I always think about this book by Lawrence Weschler about the minimalist artist Robert Irwin. The title of the book is something Irwin once said, which is “Seeing Is Forgetting the Name of the Thing One Sees.” I feel like that's so much the ideal state. I think that doesn't mean we ignore the biography, I think that it's okay to have a complicated seeing. I think it's okay to know, I think it's good to listen to people when they say something awful has happened, and then also, it's good to try to really apprehend the work as it is.

As an artist yourself, there is that chapter called “Am I A Monster?” I'm curious why you wanted to interrogate your own monstrosity.

I'm going to say an absolute thing, which is very unlike me, but I don't think that you can be a good memoirist and not self-indict. I think that if you're writing about something, or looking at a topic as a memoirist, you have to turn the pointing finger back at yourself. It was a very natural place for me to go as somebody who’s written a memoir. I would say that there's a couple intellectual and political projects in the book, and one of them is to subvert the idea of critical authority and carry a banner for subjectivity, to carry a banner for the idea that we're all writing out of our own subjectivity. It was really important for me that the book reflect that subjectivity in its form, in its structure. I wanted to reinforce that idea in the way the book itself was made, and so that was one of the other reasons I came back to “Am I A Monster?”

The fact that so many people asked: “Can I still listen to Bowie?” really stuck with me. Can you talk about the role of the fan who gets something so visceral out of someone’s art?

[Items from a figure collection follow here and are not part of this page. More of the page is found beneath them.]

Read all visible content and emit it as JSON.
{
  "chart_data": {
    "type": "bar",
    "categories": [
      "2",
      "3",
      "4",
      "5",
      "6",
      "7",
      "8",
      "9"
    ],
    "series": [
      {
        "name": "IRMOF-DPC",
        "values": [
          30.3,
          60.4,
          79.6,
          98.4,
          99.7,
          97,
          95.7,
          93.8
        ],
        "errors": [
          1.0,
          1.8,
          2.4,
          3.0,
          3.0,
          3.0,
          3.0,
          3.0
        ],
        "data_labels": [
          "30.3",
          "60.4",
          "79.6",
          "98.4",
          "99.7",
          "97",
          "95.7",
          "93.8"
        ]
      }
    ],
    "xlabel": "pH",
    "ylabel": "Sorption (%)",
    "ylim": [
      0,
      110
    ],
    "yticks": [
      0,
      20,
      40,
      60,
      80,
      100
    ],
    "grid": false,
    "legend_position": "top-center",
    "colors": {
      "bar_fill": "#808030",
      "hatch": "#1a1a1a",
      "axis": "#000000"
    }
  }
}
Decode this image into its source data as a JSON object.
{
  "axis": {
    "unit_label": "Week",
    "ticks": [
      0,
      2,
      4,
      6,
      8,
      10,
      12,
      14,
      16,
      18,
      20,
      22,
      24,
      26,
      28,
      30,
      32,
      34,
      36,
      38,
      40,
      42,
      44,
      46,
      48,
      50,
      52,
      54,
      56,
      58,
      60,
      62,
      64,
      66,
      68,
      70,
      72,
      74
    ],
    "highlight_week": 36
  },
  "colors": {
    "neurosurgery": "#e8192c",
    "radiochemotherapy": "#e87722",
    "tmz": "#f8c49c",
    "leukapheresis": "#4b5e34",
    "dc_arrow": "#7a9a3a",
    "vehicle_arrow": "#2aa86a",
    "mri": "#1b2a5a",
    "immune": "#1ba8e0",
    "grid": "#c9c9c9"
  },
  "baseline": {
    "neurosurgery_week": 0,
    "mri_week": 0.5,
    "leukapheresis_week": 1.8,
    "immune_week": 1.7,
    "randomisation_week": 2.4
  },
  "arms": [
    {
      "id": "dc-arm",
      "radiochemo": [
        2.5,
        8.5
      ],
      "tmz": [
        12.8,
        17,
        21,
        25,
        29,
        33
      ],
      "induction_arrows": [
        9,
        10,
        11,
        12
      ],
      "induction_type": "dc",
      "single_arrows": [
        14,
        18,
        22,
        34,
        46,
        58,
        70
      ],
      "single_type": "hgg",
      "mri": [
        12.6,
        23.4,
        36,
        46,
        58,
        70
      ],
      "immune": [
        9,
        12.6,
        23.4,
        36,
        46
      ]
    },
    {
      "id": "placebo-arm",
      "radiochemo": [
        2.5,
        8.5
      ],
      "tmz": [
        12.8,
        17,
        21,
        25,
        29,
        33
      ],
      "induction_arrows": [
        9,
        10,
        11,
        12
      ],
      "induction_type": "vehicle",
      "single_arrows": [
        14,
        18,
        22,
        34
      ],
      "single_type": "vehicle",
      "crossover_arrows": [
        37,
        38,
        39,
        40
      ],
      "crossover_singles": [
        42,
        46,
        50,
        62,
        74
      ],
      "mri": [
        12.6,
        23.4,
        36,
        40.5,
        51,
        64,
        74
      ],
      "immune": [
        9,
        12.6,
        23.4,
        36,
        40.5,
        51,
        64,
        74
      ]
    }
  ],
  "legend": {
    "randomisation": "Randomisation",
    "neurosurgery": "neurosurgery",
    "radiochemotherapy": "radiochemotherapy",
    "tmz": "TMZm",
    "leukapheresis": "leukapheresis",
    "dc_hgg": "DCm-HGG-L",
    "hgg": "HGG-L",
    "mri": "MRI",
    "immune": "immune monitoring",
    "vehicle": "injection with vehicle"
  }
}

I think he does feel so important in terms of that mysterious thing that happens when you're very young, where music simultaneously makes you more your individual self, and also makes you part of a group, whether real or imagined. It's this simultaneous affirmation of your solo identity, and then a belonging to this race of aliens that he seems to belong to. He really captures that, and I think that's why he feels so important to people.

Something about those synapses firing when you're young makes it so much harder to let go of something that you deeply love and feel seen by.

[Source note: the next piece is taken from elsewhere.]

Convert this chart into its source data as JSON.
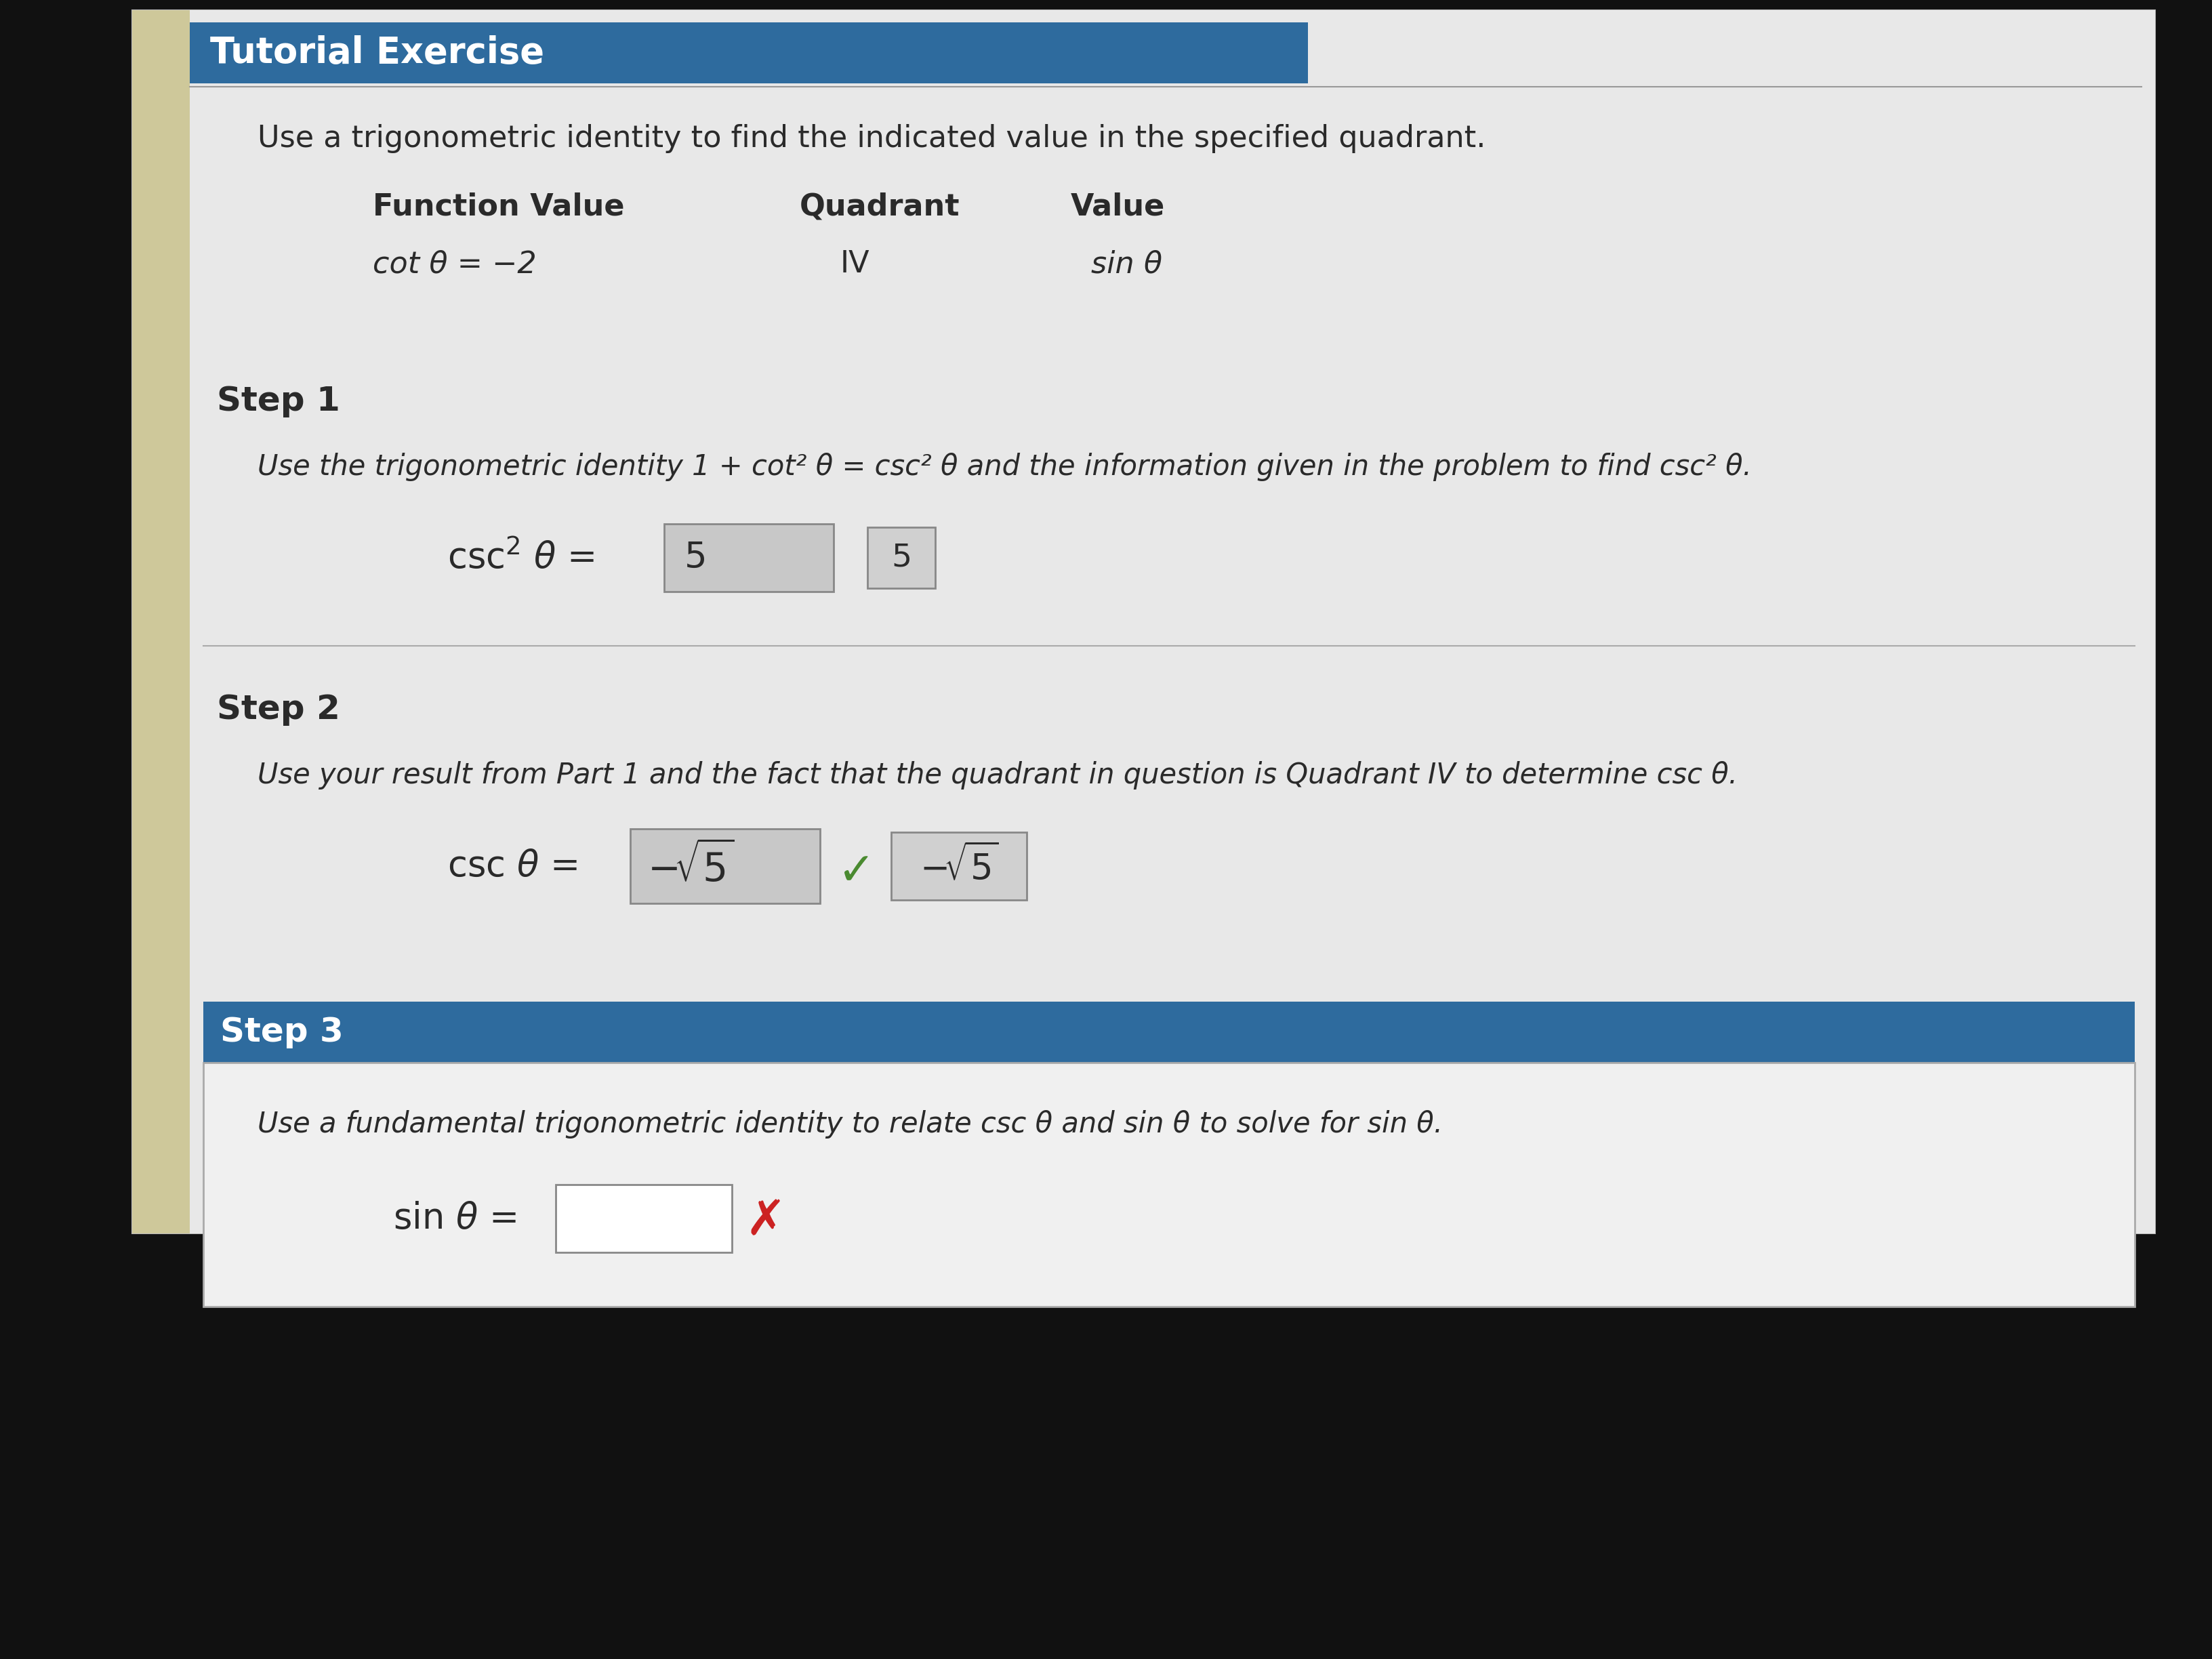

It's interesting to think about this idea that maybe we let go of those things when we're older because we're just hanging onto nostalgia. At the same time, maybe the young have a different responsibility, because they are in the throes of this often very painful identity formation, and they need the help of art. They feel things so deeply; they need art, in a way that honestly I feel is a model for how I want my relationship to art to be, because they are undergoing that submission that Shirley Hazzard's talking about. And to me, that's a dream to be in that state. When I find myself in that state as a middle-aged person, I'm thrilled.

This interview has been edited and condensed for clarity.